Cette réforme répond à une critique récurrente : l’inefficacité relative du dispositif français face à des systèmes plus réactifs comme au Royaume-Uni ou en Italie. En 2023, la France bloquait environ 5 000 sites pirates par an, quand ses voisins parvenaient à en neutraliser plusieurs milliers en quelques jours lors de grands événements. DAZN, diffuseur actif dans plusieurs pays européens, avait même publiquement déploré ce retard français.
En théorie, le nouveau dispositif permettra un « blocage dynamique » proche de celui déjà pratiqué pour les sites de streaming illégaux de cinéma et de séries. Mais les spécificités du sport – diffusion en direct, multiplicité des canaux de repli – complexifient l’équation. Car malgré la promesse d’un système automatisé, il faudra que les FAI coopèrent sans délai, et que les informations transmises soient exactes, ce qui suppose des moyens humains et techniques renforcés chez les ayants droit.

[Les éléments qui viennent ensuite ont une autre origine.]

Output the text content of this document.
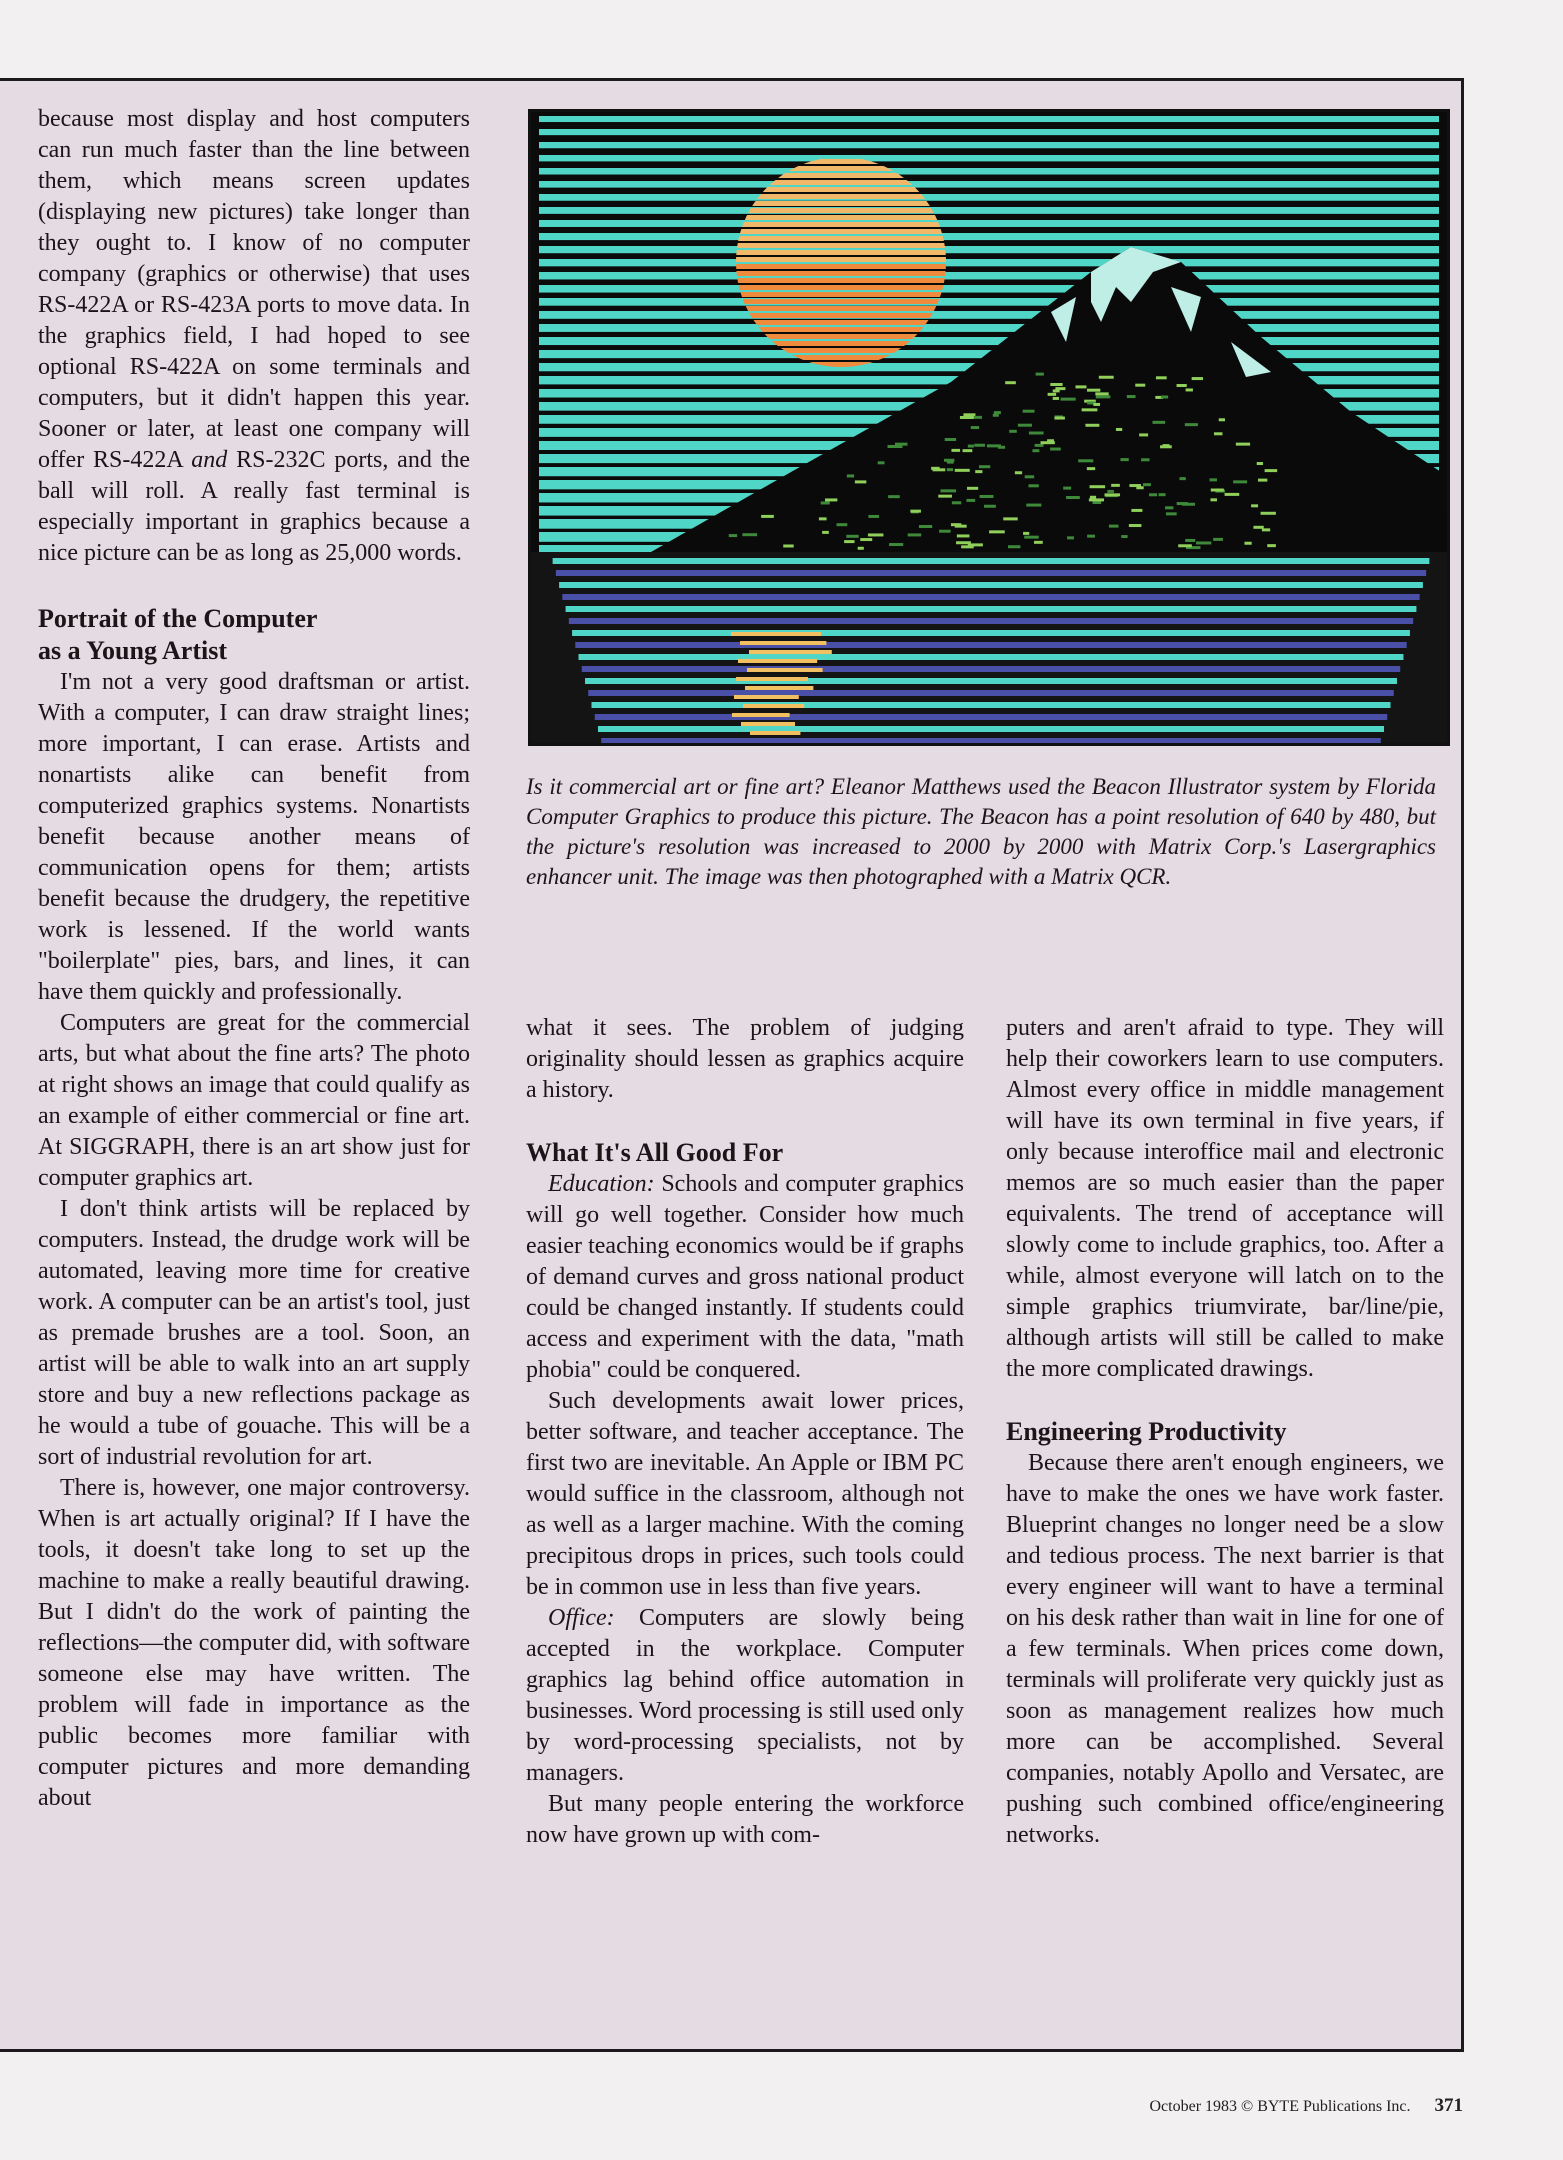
because most display and host computers can run much faster than the line between them, which means screen updates (displaying new pictures) take longer than they ought to. I know of no computer company (graphics or otherwise) that uses RS-422A or RS-423A ports to move data. In the graphics field, I had hoped to see optional RS-422A on some terminals and computers, but it didn't happen this year. Sooner or later, at least one company will offer RS-422A and RS-232C ports, and the ball will roll. A really fast terminal is especially important in graphics because a nice picture can be as long as 25,000 words.

Portrait of the Computer
as a Young Artist

I'm not a very good draftsman or artist. With a computer, I can draw straight lines; more important, I can erase. Artists and nonartists alike can benefit from computerized graphics systems. Nonartists benefit because another means of communication opens for them; artists benefit because the drudgery, the repetitive work is lessened. If the world wants "boilerplate" pies, bars, and lines, it can have them quickly and professionally.

Computers are great for the commercial arts, but what about the fine arts? The photo at right shows an image that could qualify as an example of either commercial or fine art. At SIGGRAPH, there is an art show just for computer graphics art.

I don't think artists will be replaced by computers. Instead, the drudge work will be automated, leaving more time for creative work. A computer can be an artist's tool, just as premade brushes are a tool. Soon, an artist will be able to walk into an art supply store and buy a new reflections package as he would a tube of gouache. This will be a sort of industrial revolution for art.

There is, however, one major controversy. When is art actually original? If I have the tools, it doesn't take long to set up the machine to make a really beautiful drawing. But I didn't do the work of painting the reflections—the computer did, with software someone else may have written. The problem will fade in importance as the public becomes more familiar with computer pictures and more demanding about

Is it commercial art or fine art? Eleanor Matthews used the Beacon Illustrator system by Florida Computer Graphics to produce this picture. The Beacon has a point resolution of 640 by 480, but the picture's resolution was increased to 2000 by 2000 with Matrix Corp.'s Lasergraphics enhancer unit. The image was then photographed with a Matrix QCR.

what it sees. The problem of judging originality should lessen as graphics acquire a history.

What It's All Good For

Education: Schools and computer graphics will go well together. Consider how much easier teaching economics would be if graphs of demand curves and gross national product could be changed instantly. If students could access and experiment with the data, "math phobia" could be conquered.

Such developments await lower prices, better software, and teacher acceptance. The first two are inevitable. An Apple or IBM PC would suffice in the classroom, although not as well as a larger machine. With the coming precipitous drops in prices, such tools could be in common use in less than five years.

Office: Computers are slowly being accepted in the workplace. Computer graphics lag behind office automation in businesses. Word processing is still used only by word-processing specialists, not by managers.

But many people entering the workforce now have grown up with com-

puters and aren't afraid to type. They will help their coworkers learn to use computers. Almost every office in middle management will have its own terminal in five years, if only because interoffice mail and electronic memos are so much easier than the paper equivalents. The trend of acceptance will slowly come to include graphics, too. After a while, almost everyone will latch on to the simple graphics triumvirate, bar/line/pie, although artists will still be called to make the more complicated drawings.

Engineering Productivity

Because there aren't enough engineers, we have to make the ones we have work faster. Blueprint changes no longer need be a slow and tedious process. The next barrier is that every engineer will want to have a terminal on his desk rather than wait in line for one of a few terminals. When prices come down, terminals will proliferate very quickly just as soon as management realizes how much more can be accomplished. Several companies, notably Apollo and Versatec, are pushing such combined office/engineering networks.

October 1983 © BYTE Publications Inc. 371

Autre enjeu soulevé : le blocage par IP. Il s’agit ici d’aller au-delà des simples URL en ciblant directement les serveurs sources. Cette méthode, plus radicale, s’inspire des pratiques britanniques qui utilisent le « IP blocking » pendant les matchs de Premier League. Elle permet une désactivation plus rapide mais pose aussi la question du surblocage potentiel (sites légitimes partageant l’IP) et de la proportionnalité de la mesure.
Le piratage : une valse hésitation entre efficacité technique et débats juridiques.
Si cette réforme est saluée par les diffuseurs et les fédérations sportives, elle soulève plusieurs débats. D’abord, celui de l’équilibre entre lutte contre la fraude et libertés numériques. Certains acteurs du numérique alertent sur le risque de décisions automatisées aux contours flous, sans garanties suffisantes pour les hébergeurs ou les intermédiaires techniques. En supprimant l’étape de l’Arcom, le système gagne en rapidité, mais perd en contrôle indépendant.
Ensuite, se pose la question de l’évaluation du dispositif : comment mesurer son efficacité réelle, et surtout son impact dissuasif ? Car les sites pirates, souvent hébergés à l’étranger, changent régulièrement d’infrastructure. Le jeu du chat et de la souris pourrait donc continuer, malgré le renforcement législatif.
Enfin, la réussite de cette loi dépendra largement de la mobilisation des opérateurs télécoms. S’ils sont techniquement en mesure d’appliquer ces blocages, encore faut-il qu’ils soient dotés des outils adéquats, et que les procédures soient claires et uniformes. Le régulateur devra aussi s’assurer que le dispositif ne génère pas de ralentissements ou de coupures injustifiées pour les usagers.
Une loi test pour la régulation numérique sectorielle.
Ce nouveau texte peut être vu comme une expérimentation à grande échelle d’une régulation plus agile, ciblée, et sectorielle du web. Le sport sert ici de laboratoire, mais d’autres secteurs culturels – musique, jeux vidéo, presse – pourraient suivre si le modèle s’avère concluant. Cela marque peut-être la fin d’un modèle de régulation généraliste, trop lent face à la viralité des contenus numériques.
Certains juristes, comme Cédric Manara (Google), ou des spécialistes de la régulation numérique tels que Joëlle Toledano (ex-ARCEP), ont déjà plaidé pour des mécanismes plus adaptatifs, proches de la « régulation algorithmique ». La proposition Lafon pourrait incarner cette logique : allier contrôle judiciaire initial, réactivité technique, et responsabilisation des intermédiaires.
La France à l’heure du blocage express, mais sous vigilance.
En accélérant le blocage des sites pirates pendant les événements sportifs, la France tente de reprendre la main sur un sujet explosif à l’ère du tout-streaming. Cette réforme marque un tournant législatif important, à la fois en termes de méthode et d’ambition. Mais elle soulève aussi de vraies interrogations sur la gouvernance de l’internet, les libertés numériques et la place laissée aux contre-pouvoirs. Il ne s’agit pas seulement de frapper plus vite, mais aussi de frapper juste. La suite se jouera dans les tribunaux, dans les data centers… et sur les écrans des supporters.